Event-based Spiking Neural Networks for Object Detection: A Review of Datasets, Architectures, Learning Rules, and Implementation
It synthesizes existing research to guide energy-efficient computer vision applications, but is incremental as a review paper.
This paper systematically reviews 151 articles on spiking neural networks (SNNs) for object detection, analyzing architectures, learning methods, and hardware trade-offs in energy and latency, and provides an open-source repository with code and resources.
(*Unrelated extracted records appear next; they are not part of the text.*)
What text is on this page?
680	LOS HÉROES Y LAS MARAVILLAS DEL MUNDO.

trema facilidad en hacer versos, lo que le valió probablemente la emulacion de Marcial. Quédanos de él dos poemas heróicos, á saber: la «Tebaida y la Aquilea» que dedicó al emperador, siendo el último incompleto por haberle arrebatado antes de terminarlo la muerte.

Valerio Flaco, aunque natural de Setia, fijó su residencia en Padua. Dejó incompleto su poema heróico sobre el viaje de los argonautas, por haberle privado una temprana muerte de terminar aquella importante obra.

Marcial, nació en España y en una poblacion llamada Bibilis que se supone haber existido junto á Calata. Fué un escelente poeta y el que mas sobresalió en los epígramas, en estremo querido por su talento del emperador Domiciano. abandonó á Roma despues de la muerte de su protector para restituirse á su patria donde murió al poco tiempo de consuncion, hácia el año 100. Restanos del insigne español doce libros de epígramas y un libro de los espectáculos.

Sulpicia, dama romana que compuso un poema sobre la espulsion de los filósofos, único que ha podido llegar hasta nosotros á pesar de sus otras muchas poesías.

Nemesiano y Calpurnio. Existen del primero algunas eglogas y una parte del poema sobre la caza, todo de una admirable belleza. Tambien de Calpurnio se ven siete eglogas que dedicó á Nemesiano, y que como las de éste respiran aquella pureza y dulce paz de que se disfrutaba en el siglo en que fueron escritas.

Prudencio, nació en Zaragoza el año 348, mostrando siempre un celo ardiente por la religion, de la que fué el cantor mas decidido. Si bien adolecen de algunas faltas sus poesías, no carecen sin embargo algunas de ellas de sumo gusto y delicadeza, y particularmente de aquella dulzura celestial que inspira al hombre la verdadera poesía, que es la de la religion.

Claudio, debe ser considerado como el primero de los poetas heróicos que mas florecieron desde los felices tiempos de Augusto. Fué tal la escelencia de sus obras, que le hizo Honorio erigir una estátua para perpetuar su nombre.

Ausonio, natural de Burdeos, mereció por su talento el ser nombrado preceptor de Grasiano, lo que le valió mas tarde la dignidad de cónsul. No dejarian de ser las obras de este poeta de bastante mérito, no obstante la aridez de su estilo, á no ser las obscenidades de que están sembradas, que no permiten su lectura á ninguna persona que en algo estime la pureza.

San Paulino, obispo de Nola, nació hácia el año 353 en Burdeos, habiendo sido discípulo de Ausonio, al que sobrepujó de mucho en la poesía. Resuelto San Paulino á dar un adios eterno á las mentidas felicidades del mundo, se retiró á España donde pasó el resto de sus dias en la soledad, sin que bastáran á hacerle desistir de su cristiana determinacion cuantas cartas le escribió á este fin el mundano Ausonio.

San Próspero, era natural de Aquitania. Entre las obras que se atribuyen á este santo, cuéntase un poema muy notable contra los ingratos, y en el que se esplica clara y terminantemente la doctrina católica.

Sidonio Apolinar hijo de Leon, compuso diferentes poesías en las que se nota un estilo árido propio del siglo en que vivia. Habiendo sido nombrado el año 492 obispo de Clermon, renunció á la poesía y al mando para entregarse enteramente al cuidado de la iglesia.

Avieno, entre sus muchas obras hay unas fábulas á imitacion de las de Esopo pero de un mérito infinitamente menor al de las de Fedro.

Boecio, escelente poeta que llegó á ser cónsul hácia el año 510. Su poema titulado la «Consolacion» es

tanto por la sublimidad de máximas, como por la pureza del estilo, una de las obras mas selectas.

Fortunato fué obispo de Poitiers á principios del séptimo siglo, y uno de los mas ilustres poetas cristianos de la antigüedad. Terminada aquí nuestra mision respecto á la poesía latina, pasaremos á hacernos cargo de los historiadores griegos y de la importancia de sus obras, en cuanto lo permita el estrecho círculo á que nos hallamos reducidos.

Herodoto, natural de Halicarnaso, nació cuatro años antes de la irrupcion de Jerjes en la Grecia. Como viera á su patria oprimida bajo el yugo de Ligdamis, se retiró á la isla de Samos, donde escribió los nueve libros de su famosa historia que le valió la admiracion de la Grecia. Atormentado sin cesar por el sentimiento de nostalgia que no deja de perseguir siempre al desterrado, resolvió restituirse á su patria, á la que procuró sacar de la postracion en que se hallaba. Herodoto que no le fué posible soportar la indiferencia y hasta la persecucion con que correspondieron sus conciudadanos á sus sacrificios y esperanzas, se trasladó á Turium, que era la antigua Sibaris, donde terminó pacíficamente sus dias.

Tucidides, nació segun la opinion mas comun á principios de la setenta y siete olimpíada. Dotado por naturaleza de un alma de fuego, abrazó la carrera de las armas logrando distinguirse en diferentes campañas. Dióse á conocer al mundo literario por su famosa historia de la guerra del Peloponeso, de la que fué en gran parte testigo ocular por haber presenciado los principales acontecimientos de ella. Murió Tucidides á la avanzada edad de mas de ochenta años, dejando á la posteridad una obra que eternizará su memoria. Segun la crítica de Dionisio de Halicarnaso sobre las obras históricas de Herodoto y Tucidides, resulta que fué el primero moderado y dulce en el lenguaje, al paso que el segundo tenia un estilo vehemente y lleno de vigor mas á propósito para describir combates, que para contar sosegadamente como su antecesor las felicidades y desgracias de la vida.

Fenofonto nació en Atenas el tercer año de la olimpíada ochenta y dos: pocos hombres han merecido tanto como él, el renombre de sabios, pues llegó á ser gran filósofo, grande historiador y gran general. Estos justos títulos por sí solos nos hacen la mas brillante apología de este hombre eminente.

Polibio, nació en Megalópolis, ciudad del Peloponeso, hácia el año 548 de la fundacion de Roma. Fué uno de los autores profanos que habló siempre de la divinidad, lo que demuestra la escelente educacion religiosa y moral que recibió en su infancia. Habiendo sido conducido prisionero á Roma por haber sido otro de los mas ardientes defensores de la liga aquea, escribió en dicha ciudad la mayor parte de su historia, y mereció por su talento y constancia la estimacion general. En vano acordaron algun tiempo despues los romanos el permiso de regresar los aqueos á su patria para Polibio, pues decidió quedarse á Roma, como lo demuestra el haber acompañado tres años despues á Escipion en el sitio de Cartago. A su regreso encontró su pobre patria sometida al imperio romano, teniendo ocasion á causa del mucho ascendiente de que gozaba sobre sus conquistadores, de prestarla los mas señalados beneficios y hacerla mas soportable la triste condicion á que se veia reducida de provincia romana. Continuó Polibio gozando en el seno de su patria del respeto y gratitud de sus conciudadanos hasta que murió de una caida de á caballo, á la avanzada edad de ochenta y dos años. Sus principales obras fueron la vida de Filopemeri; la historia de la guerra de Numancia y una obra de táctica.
Spiking Neural Networks (SNNs) represent a biologically inspired paradigm offering an energy-efficient alternative to conventional artificial neural networks (ANNs) for Computer Vision (CV) applications. This paper presents a systematic review of datasets, architectures, learning methods, implementation techniques, and evaluation methodologies used in CV-based object detection tasks using SNNs. Based on an analysis of 151 journal and conference articles, the review codifies: 1) the effectiveness of fully connected, convolutional, and recurrent architectures; 2) the performance of direct unsupervised, direct supervised, and indirect learning methods; and 3) the trade-offs in energy consumption, latency, and memory in neuromorphic hardware implementations. An open-source repository along with detailed examples of Python code and resources for building SNN models, event-based data processing, and SNN simulations are provided. Key challenges in SNN training, hardware integration, and future directions for CV applications are also identified.